Homeowners Insurance in Texas
Texas is one of our nation’s largest states, giving homeowners plenty of options when looking to purchase a home. You can settle near the coast in Galveston or Houston. You can immerse yourself in the city life of Austin or Dallas.
However, homeowner’s insurance in Texas isn’t like other states. Its varied climates can expose homeowners to a variety of natural factors, such as hurricanes and tornadoes, that can affect premiums.
So which weather-related issues can affect your policy the most? What else should homeowners know before purchasing a new policy? In this guide, we’ll cover the differences between homeowners insurance in Texas compared to other states.
Understanding High Premiums
Texas has some of the highest home insurance premiums in the country. Back in 2011, the Texas Office of Public Insurance Counsel ranked Texas as having the third-most-expensive home insurance premiums in the country with a $1,440 average premium. The state hasn’t improved much: Insurance.com ranked Texas seventh in its 2016 ranking with a $1,945 average premium.
Of course, there are many factors that go into home insurance premiums, including catastrophic weather events.
Property Claim Services defines catastrophic weather events as any storm that causes over $25 million in insurance losses.
This puts Texas in a tight spot. The state is prone to hurricanes on the Gulf Coast, tornadoes inland, and hailstorms everywhere. These weather events help make Texas among the most costly states for insurers to cover. These costs, in turn, are passed onto homeowners.
“Hurricanes, tornadoes, and hail help make Texas among the most costly states for insurers to cover.”
In 2015, Texas insurers reported losses of $3.2 billion due to catastrophic weather events spread over 466,250 claims. State insurance claims were more than triple Massachusetts, the state with the second-highest total.
Yet despite the significance of weather-related events on home insurance premiums, the insurance industry itself also plays a part in rising costs.

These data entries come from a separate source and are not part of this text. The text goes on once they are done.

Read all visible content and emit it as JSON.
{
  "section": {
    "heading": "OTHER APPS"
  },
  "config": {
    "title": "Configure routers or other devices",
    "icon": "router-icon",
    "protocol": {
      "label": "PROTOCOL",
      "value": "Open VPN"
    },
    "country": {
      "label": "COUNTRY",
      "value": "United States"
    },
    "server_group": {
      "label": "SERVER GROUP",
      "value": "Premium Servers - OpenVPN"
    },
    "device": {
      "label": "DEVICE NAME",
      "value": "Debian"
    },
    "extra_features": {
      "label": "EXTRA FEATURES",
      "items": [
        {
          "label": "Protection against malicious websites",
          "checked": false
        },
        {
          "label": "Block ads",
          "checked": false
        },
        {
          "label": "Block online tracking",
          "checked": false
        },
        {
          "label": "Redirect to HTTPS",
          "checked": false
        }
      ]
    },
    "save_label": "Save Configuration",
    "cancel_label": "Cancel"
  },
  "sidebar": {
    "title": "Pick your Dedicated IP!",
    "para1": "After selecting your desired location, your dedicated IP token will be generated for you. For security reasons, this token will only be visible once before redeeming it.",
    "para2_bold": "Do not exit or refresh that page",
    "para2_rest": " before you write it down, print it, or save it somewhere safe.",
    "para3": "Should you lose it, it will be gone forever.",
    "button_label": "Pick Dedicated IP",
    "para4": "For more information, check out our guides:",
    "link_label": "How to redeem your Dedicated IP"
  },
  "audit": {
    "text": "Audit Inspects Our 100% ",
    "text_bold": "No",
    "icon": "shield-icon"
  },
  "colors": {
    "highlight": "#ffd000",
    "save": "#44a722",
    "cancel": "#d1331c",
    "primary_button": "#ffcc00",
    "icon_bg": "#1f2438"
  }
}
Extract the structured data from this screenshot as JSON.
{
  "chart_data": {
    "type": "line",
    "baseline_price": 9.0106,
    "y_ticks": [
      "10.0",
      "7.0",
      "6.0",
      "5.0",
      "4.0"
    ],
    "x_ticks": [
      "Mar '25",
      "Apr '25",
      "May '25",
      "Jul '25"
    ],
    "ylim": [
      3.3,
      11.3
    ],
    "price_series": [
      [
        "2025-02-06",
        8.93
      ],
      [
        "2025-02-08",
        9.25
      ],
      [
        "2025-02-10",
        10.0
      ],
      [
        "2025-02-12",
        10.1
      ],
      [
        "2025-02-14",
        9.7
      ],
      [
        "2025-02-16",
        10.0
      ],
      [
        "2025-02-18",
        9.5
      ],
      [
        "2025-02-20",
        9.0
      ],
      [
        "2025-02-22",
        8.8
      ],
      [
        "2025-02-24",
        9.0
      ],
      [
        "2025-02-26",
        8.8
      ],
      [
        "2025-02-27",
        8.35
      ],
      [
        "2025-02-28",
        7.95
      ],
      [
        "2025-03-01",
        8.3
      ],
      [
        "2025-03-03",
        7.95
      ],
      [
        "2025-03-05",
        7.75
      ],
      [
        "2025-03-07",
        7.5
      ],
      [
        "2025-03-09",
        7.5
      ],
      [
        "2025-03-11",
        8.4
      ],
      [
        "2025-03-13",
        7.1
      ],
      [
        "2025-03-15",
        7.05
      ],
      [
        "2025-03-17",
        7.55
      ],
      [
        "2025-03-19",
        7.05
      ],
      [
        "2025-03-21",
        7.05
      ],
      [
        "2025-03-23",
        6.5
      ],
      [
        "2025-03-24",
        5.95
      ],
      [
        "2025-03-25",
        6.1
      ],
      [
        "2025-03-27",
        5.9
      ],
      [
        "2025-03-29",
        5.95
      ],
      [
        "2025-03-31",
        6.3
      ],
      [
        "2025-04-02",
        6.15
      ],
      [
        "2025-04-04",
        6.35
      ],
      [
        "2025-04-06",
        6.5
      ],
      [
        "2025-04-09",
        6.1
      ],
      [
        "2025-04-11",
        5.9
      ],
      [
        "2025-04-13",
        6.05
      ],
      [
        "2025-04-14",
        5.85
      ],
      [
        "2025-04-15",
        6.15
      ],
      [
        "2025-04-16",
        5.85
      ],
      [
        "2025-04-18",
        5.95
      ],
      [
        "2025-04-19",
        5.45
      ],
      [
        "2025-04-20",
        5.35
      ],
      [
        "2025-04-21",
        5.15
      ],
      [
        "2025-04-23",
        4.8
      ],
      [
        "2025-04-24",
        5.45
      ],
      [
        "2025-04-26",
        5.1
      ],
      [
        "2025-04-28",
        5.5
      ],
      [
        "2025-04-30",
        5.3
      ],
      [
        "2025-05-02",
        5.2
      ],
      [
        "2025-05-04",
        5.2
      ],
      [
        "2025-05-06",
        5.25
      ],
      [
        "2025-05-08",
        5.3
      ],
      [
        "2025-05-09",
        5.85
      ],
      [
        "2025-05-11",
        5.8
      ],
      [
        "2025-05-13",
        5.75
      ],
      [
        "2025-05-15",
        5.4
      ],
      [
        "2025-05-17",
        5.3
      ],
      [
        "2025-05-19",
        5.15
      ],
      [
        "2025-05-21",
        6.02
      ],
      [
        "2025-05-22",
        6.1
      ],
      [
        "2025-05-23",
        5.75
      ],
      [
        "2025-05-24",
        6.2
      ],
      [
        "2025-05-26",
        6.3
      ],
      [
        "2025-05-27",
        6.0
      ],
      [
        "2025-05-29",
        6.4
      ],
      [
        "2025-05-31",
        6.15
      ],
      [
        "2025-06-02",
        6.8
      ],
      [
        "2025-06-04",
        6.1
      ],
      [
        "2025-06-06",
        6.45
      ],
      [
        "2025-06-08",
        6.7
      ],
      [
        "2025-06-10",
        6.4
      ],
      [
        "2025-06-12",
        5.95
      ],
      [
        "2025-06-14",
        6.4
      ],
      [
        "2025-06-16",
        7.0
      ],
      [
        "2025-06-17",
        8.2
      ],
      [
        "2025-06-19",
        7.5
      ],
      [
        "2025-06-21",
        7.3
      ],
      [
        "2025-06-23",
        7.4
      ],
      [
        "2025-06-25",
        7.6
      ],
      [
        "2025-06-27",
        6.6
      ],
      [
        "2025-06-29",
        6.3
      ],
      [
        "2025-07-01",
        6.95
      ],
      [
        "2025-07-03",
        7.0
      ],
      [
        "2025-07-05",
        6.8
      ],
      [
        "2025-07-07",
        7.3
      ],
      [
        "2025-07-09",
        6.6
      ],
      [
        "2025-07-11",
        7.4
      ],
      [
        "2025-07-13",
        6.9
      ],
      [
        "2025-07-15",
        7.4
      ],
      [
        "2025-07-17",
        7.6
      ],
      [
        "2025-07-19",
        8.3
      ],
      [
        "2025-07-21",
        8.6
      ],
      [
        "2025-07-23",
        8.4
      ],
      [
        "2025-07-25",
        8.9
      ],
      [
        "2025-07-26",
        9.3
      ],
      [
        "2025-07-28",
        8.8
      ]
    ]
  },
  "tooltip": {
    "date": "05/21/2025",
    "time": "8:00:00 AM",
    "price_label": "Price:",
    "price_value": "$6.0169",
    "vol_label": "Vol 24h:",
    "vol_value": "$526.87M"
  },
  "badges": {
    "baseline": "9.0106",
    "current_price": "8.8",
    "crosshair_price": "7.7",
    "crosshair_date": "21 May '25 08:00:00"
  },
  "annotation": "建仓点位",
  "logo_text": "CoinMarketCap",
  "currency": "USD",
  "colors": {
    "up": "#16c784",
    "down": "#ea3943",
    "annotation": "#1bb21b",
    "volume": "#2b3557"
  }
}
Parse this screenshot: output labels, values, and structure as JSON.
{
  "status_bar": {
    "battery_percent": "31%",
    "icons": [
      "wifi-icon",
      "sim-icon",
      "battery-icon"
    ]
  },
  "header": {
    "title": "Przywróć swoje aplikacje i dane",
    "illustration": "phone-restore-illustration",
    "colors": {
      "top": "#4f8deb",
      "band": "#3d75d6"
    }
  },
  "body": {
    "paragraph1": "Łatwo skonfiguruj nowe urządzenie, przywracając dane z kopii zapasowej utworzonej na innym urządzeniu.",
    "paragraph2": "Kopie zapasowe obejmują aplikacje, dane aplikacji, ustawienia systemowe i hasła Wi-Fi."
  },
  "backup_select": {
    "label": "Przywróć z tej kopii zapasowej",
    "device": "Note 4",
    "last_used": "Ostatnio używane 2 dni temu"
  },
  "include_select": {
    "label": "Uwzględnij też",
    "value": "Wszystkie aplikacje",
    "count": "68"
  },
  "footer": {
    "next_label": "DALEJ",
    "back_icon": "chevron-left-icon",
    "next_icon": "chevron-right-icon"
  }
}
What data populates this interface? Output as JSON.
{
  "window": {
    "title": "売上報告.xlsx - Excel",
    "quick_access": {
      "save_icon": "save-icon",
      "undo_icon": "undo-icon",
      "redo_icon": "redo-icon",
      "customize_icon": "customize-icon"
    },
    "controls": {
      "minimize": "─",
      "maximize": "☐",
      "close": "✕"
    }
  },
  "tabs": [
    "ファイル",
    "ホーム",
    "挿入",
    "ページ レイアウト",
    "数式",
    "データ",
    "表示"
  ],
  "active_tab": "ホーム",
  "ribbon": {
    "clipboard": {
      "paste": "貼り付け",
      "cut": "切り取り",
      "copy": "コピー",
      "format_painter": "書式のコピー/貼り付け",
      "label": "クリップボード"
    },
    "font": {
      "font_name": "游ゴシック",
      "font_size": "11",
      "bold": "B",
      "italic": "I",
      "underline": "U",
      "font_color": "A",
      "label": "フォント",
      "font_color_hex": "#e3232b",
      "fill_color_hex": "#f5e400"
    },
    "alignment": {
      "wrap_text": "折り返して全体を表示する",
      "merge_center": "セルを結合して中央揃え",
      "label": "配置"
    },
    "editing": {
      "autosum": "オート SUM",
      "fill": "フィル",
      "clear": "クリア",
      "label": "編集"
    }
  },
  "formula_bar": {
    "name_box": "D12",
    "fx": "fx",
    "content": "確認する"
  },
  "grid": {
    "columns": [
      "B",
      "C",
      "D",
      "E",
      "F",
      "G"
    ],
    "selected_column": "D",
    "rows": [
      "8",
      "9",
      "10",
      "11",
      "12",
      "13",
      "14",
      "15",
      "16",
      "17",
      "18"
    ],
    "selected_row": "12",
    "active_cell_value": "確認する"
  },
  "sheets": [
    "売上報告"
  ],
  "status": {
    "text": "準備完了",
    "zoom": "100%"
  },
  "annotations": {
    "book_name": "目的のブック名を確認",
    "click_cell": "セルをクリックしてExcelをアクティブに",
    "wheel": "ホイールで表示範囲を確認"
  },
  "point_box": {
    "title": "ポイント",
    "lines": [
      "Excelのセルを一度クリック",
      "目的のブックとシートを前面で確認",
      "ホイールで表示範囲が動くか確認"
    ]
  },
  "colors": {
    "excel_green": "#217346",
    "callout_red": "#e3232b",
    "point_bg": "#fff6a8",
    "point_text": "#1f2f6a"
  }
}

High Insurance Industry Costs
The home insurance industry is still quite outdated, relying on agents to secure coverage and old models of doing business. Legacy systems and models can't leverage a lot of the efficiencies of modern technology and Kin customers save by using the latest tech, which provides better insurance faster than any single person ever could. Like any business, the leaner the transaction costs, the more potential savings for a customer.
Yet these costs are even higher in Texas: a 2012 Texas Department of Insurance (TDI) report to the Senate Business and Commerce Committee showed that industry-related insurance costs are 65 percent higher in Texas than the United States average. Included in these costs are agent commissions, advertising, and underwriting.
Unfortunately, high homeowners insurance costs in Texas aren’t limited to consumer-facing agents and companies. In fact, these companies work in conjunction with another component of the home insurance industry: reinsurance.
Increasing Reinsurance Costs
Reinsurance is, at its core, insurance for insurance companies. Insurance companies can fall into financially unstable positions if they have to pay out claims to a large number of customers at once. This is particularly true for homeowners insurance companies, where a severe weather event can trigger a large number of claim filings. Reinsurance policies help cover these costs.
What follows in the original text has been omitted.